Elles pourront bénéficier de financements privés et/ou publics pour se développer et imaginer les services de demain. La structure SEB Alliance, à la fois instrument de veille technologique et fonds d’investissement, créée en 2011, a notamment vocation à y participer. Nous avons pris récemment une participation dans Chef Jérôme.

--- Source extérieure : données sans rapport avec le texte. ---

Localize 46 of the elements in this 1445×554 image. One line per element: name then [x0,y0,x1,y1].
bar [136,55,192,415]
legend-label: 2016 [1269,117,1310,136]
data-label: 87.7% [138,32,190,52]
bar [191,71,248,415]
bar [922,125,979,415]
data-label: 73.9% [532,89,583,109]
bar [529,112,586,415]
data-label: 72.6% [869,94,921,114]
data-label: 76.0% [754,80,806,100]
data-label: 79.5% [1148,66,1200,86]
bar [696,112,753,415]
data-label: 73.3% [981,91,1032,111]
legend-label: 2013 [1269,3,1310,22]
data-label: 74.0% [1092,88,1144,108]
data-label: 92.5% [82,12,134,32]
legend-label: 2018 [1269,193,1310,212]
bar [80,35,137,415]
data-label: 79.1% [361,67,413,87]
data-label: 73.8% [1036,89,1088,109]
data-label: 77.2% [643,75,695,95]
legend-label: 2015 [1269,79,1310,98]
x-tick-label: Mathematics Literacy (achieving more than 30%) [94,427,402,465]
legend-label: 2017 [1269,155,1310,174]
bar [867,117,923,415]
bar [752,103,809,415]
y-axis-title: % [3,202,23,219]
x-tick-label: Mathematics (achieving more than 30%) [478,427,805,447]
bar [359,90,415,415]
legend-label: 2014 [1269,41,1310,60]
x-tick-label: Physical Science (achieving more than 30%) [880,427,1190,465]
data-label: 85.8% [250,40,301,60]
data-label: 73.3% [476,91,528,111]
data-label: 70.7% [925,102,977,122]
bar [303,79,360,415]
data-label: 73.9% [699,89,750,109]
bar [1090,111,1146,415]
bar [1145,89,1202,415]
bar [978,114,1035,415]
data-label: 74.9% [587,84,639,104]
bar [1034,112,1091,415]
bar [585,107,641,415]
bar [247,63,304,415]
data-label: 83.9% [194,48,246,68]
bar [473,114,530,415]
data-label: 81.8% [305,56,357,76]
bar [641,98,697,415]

Son créateur, Antoine Durieux, a conçu une interface dite de « panier de course », qui permet de transformer les recettes de tout site Internet en un panier directement connecté avec des enseignes de distribution alimentaire en ligne comme Auchan ou Casino.

 

Lancé fin 2012, le Cookeo est-il le premier appareil « intelligent » commercialisé par SEB ?
Cookeo marque une étape supplémentaire dans l’écosystème numérique de la cuisine que nous voulons bâtir. C’est, en effet, le premier appareil de cuisson intégrant une liste d’ingrédients et cinquante recettes de cuisine accessibles en trois clics : plus besoin de choisir tel ou tel programme de cuisson, l’appareil pilote tout pour vous selon le plat que vous souhaitez préparer et vous guide pas à pas. D’ici à un an, nous lancerons des livres de recettes complémentaires, sous forme de clés USB, qui permettront d’enrichir la liste des préparations possibles avec cet appareil.

 

Vous irez encore plus loin, j’imagine ?
Certes. La phase suivante, programmée d’ici deux à trois ans, consistera à rendre le système encore plus lisible et à cuisiner dans Cookeo toutes les recettes que les utilisateurs auront réunies dans leur classeur numérique en ligne, Le Foodle.com. Cette plateforme permettra également de récolter les avis de consommateurs sur leur façon de cuisiner. L’appareil adaptera la recette à votre profil de goût et de santé, et au type de cuisson voulu. Cela signifie qu’il y aura une communication entre le software et le hardware et, qu’en plus, le software aura fait ce travail d’adaptation préalable à votre profil.

 

Plus largement, comment le groupe joue-t-il la carte du numérique ? Qu’en est-il, par exemple, des « apps » que vous lancez ?
Le numérique présente de nombreuses opportunités que nous explorons aussi par le développement d’applications mobiles. Comme, par exemple, Mon Actifry, un livre de recettes multimédia enrichi en vidéo et conseils d’utilisation. De n ombreuses initiatives sont initiées par les équipes marketing digital pour mieux promouvoir nos marques et nos appareils, à l’instar de la Tefal Channel sur YouTube.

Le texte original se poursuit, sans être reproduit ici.